BUG/MINOR: freq_ctr/threads: make use of the last updated global time
The freq counters were using the thread's own time as the start of the
current period. The problem is that in case of contention, it was
occasionally possible to perform non-monotonic updates on the edge of
the next second, because if the upfront thread updates a counter first,
it causes a rotation, then the second thread loses the race from its
older time, and tries again, and detects a different time again, but
in the past so it only updates the counter, then a third thread on the
new date would detect a change again, thus provoking a rotation again.
The effect was triple:
- rare loss of stored values during certain transitions from one
period to the next one, causing counters to report 0
- half of the threads forced to go through the slow path every second
- difficult convergence when using many threads where the CAS can fail
a lot and we can observe N(N-1) attempts for N threads to complete
This patch fixes this issue in two ways:
- first, it now makes use og the monotonic global_now value which also
happens to be volatile and to carry the latest known time; this way
time will never jump backwards anymore and only the first thread
updates it on transition, the other ones do not need to.
- second, re-read the time in the loop after each failure, because
if the date changed in the counter, it means that one thread knows
a more recent one and we need to update. In this case if it matches
the new current second, the fast path is usable.
This patch relies on previous patch "MINOR: time: export the global_now
variable" and must be backported as far as 1.8.
(cherry picked from commit a1ecbca0a50ccb273bb5cdc9f031408d782a7bcf)

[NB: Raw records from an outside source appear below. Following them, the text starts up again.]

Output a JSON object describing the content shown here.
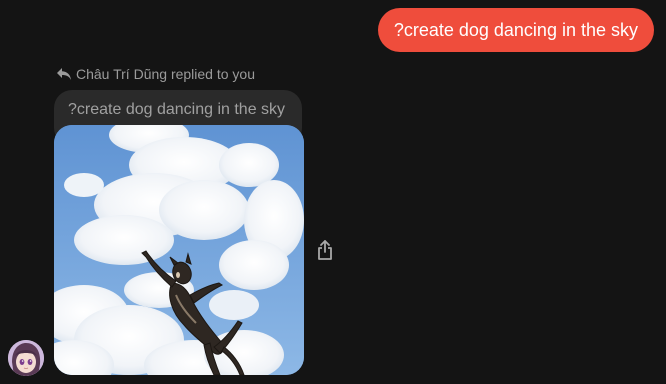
{
  "outgoing_message": {
    "text": "?create dog dancing in the sky"
  },
  "reply": {
    "notice": "Châu Trí Dũng replied to you",
    "quoted_text": "?create dog dancing in the sky",
    "image_alt": "dog dancing in the sky",
    "icon": "reply-arrow-icon"
  },
  "actions": {
    "share_icon": "share-icon"
  },
  "colors": {
    "background": "#141414",
    "outgoing_bubble": "#ef4d3c",
    "quoted_bubble": "#2a2a2a",
    "muted_text": "#9b9b9b"
  }
}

Signed-off-by: Christopher Faulet <cfaulet@haproxy.com>
diff --git a/src/freq_ctr.c b/src/freq_ctr.c
index ad032a3..ddd9699 100644
--- a/src/freq_ctr.c
+++ b/src/freq_ctr.c
@@ -51,7 +51,7 @@
break;
}
- age = now.tv_sec - curr_sec;
+ age = (global_now >> 32) - curr_sec;
if (unlikely(age > 1))
return 0;
@@ -94,7 +94,7 @@
break;
}
- age = now.tv_sec - curr_sec;
+ age = (global_now >> 32) - curr_sec;
if (unlikely(age > 1))
curr = 0;
else {
@@ -141,7 +141,7 @@
break;
}
- age = now.tv_sec - curr_sec;
+ age = (global_now >> 32) - curr_sec;
if (unlikely(age > 1))
curr = 0;
else {
@@ -163,7 +163,7 @@
/* Reads a frequency counter taking history into account for missing time in
* current period. The period has to be passed in number of ticks and must
* match the one used to feed the counter. The counter value is reported for
- * current date (now_ms). The return value has the same precision as one input
+ * current global date. The return value has the same precision as one input
* data sample, so low rates over the period will be inaccurate but still
* appropriate for max checking. One trick we use for low values is to specially
* handle the case where the rate is between 0 and 1 in order to avoid flapping
@@ -200,7 +200,7 @@
break;
};
- remain = curr_tick + period - now_ms;
+ remain = curr_tick + period - (uint32_t)global_now / 1000;
if (unlikely((int)remain < 0)) {
/* We're past the first period, check if we can still report a
* part of last period or if we're too far away.
@@ -247,7 +247,7 @@
break;
};
- remain = curr_tick + period - now_ms;
+ remain = curr_tick + period - (uint32_t)global_now / 1000;
if (likely((int)remain < 0)) {
/* We're past the first period, check if we can still report a
* part of last period or if we're too far away.